Et vous, qu'en pensez-vous ? Êtes-vous du côté de Sanders, convaincu que les entreprises devraient payer les coûts sociaux de l'automatisation ? Ou croyez-vous que taxer l'innovation est toujours une erreur et que la solution se trouve ailleurs — dans un revenu universel, dans des investissements massifs dans l'éducation, ou simplement en laissant le marché s'ajuster naturellement comme il l'a toujours fait lors des révolutions technologiques précédentes ?

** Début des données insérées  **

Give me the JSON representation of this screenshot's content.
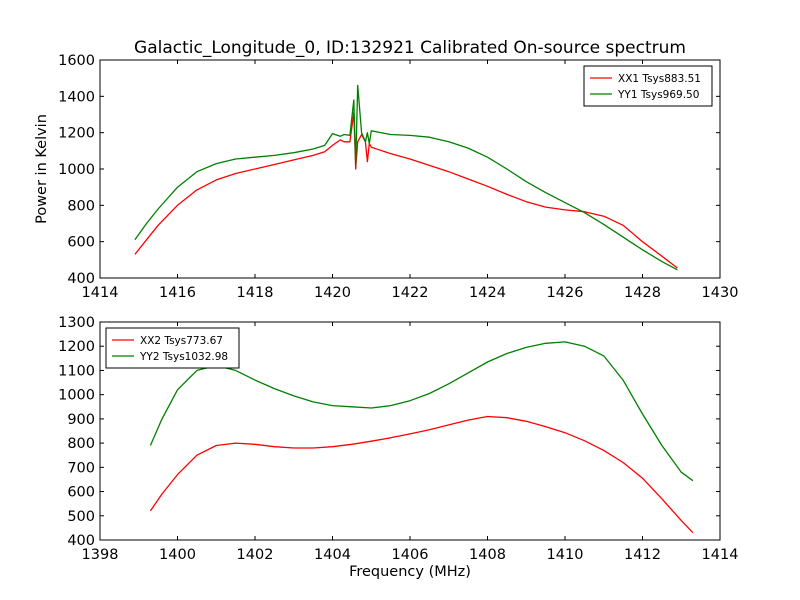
{
  "title": "Galactic_Longitude_0, ID:132921 Calibrated On-source spectrum",
  "chart_data": [
    {
      "type": "line",
      "title": "Galactic_Longitude_0, ID:132921 Calibrated On-source spectrum",
      "xlabel": "",
      "ylabel": "Power in Kelvin",
      "xlim": [
        1414,
        1430
      ],
      "ylim": [
        400,
        1600
      ],
      "xticks": [
        1414,
        1416,
        1418,
        1420,
        1422,
        1424,
        1426,
        1428,
        1430
      ],
      "yticks": [
        400,
        600,
        800,
        1000,
        1200,
        1400,
        1600
      ],
      "grid": false,
      "legend_position": "top-right",
      "series": [
        {
          "name": "XX1 Tsys883.51",
          "color": "#ff0000",
          "x": [
            1414.9,
            1415.2,
            1415.5,
            1416.0,
            1416.5,
            1417.0,
            1417.5,
            1418.0,
            1418.5,
            1419.0,
            1419.5,
            1419.8,
            1420.0,
            1420.2,
            1420.3,
            1420.45,
            1420.55,
            1420.6,
            1420.65,
            1420.75,
            1420.85,
            1420.9,
            1420.95,
            1421.0,
            1421.5,
            1422.0,
            1422.5,
            1423.0,
            1423.5,
            1424.0,
            1424.5,
            1425.0,
            1425.5,
            1426.0,
            1426.5,
            1427.0,
            1427.5,
            1428.0,
            1428.5,
            1428.9
          ],
          "values": [
            530,
            610,
            690,
            800,
            885,
            940,
            975,
            1000,
            1025,
            1050,
            1075,
            1095,
            1130,
            1160,
            1150,
            1150,
            1310,
            1000,
            1150,
            1190,
            1150,
            1040,
            1140,
            1120,
            1085,
            1055,
            1020,
            985,
            945,
            905,
            860,
            820,
            790,
            775,
            765,
            740,
            690,
            600,
            520,
            455
          ]
        },
        {
          "name": "YY1 Tsys969.50",
          "color": "#008000",
          "x": [
            1414.9,
            1415.2,
            1415.5,
            1416.0,
            1416.5,
            1417.0,
            1417.5,
            1418.0,
            1418.5,
            1419.0,
            1419.5,
            1419.8,
            1420.0,
            1420.2,
            1420.3,
            1420.45,
            1420.55,
            1420.6,
            1420.65,
            1420.75,
            1420.85,
            1420.9,
            1420.95,
            1421.0,
            1421.5,
            1422.0,
            1422.5,
            1423.0,
            1423.5,
            1424.0,
            1424.5,
            1425.0,
            1425.5,
            1426.0,
            1426.5,
            1427.0,
            1427.5,
            1428.0,
            1428.5,
            1428.9
          ],
          "values": [
            610,
            700,
            780,
            900,
            985,
            1030,
            1055,
            1065,
            1075,
            1090,
            1110,
            1130,
            1195,
            1180,
            1190,
            1185,
            1380,
            1020,
            1460,
            1200,
            1150,
            1200,
            1140,
            1210,
            1190,
            1185,
            1175,
            1150,
            1115,
            1065,
            1000,
            930,
            870,
            815,
            760,
            695,
            625,
            555,
            490,
            445
          ]
        }
      ]
    },
    {
      "type": "line",
      "title": "",
      "xlabel": "Frequency (MHz)",
      "ylabel": "",
      "xlim": [
        1398,
        1414
      ],
      "ylim": [
        400,
        1300
      ],
      "xticks": [
        1398,
        1400,
        1402,
        1404,
        1406,
        1408,
        1410,
        1412,
        1414
      ],
      "yticks": [
        400,
        500,
        600,
        700,
        800,
        900,
        1000,
        1100,
        1200,
        1300
      ],
      "grid": false,
      "legend_position": "top-left",
      "series": [
        {
          "name": "XX2 Tsys773.67",
          "color": "#ff0000",
          "x": [
            1399.3,
            1399.6,
            1400.0,
            1400.5,
            1401.0,
            1401.5,
            1402.0,
            1402.5,
            1403.0,
            1403.5,
            1404.0,
            1404.5,
            1405.0,
            1405.5,
            1406.0,
            1406.5,
            1407.0,
            1407.5,
            1408.0,
            1408.5,
            1409.0,
            1409.5,
            1410.0,
            1410.5,
            1411.0,
            1411.5,
            1412.0,
            1412.5,
            1413.0,
            1413.3
          ],
          "values": [
            520,
            590,
            670,
            750,
            790,
            800,
            795,
            785,
            780,
            780,
            785,
            795,
            808,
            822,
            838,
            855,
            875,
            895,
            910,
            905,
            890,
            868,
            843,
            810,
            770,
            720,
            655,
            570,
            480,
            430
          ]
        },
        {
          "name": "YY2 Tsys1032.98",
          "color": "#008000",
          "x": [
            1399.3,
            1399.6,
            1400.0,
            1400.5,
            1401.0,
            1401.5,
            1402.0,
            1402.5,
            1403.0,
            1403.5,
            1404.0,
            1404.5,
            1405.0,
            1405.5,
            1406.0,
            1406.5,
            1407.0,
            1407.5,
            1408.0,
            1408.5,
            1409.0,
            1409.5,
            1410.0,
            1410.5,
            1411.0,
            1411.5,
            1412.0,
            1412.5,
            1413.0,
            1413.3
          ],
          "values": [
            790,
            900,
            1020,
            1100,
            1120,
            1100,
            1060,
            1025,
            995,
            970,
            955,
            950,
            945,
            955,
            975,
            1005,
            1045,
            1090,
            1135,
            1170,
            1195,
            1212,
            1218,
            1200,
            1160,
            1060,
            920,
            790,
            680,
            645
          ]
        }
      ]
    }
  ]
}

Avez-vous déjà directement ressenti l'impact de l'automatisation ou de l'IA dans votre travail ? Vous sentez-vous menacé par la perspective d'être remplacé par un algorithme, ou voyez-vous l'IA comme un outil qui peut vous rendre plus productif et vous libérer des parties les plus ennuyeuses de votre métier ?

Et si demain vous deviez décider de la politique technologique du pays, quel équilibre chercheriez-vous entre le progrès technologique et la protection des travailleurs ? Existe-t-il un moyen d'avoir les deux, ou devons-nous nécessairement choisir ?

La question n'est pas académique. Les décisions que nous prenons aujourd'hui — ou que nous reportons — façonneront le monde du travail pour les décennies à venir. Bernie Sanders a jeté un pavé dans la mare de la Silicon Valley, et les ondes se propagent. C'est maintenant à nous tous de décider comment les naviguer.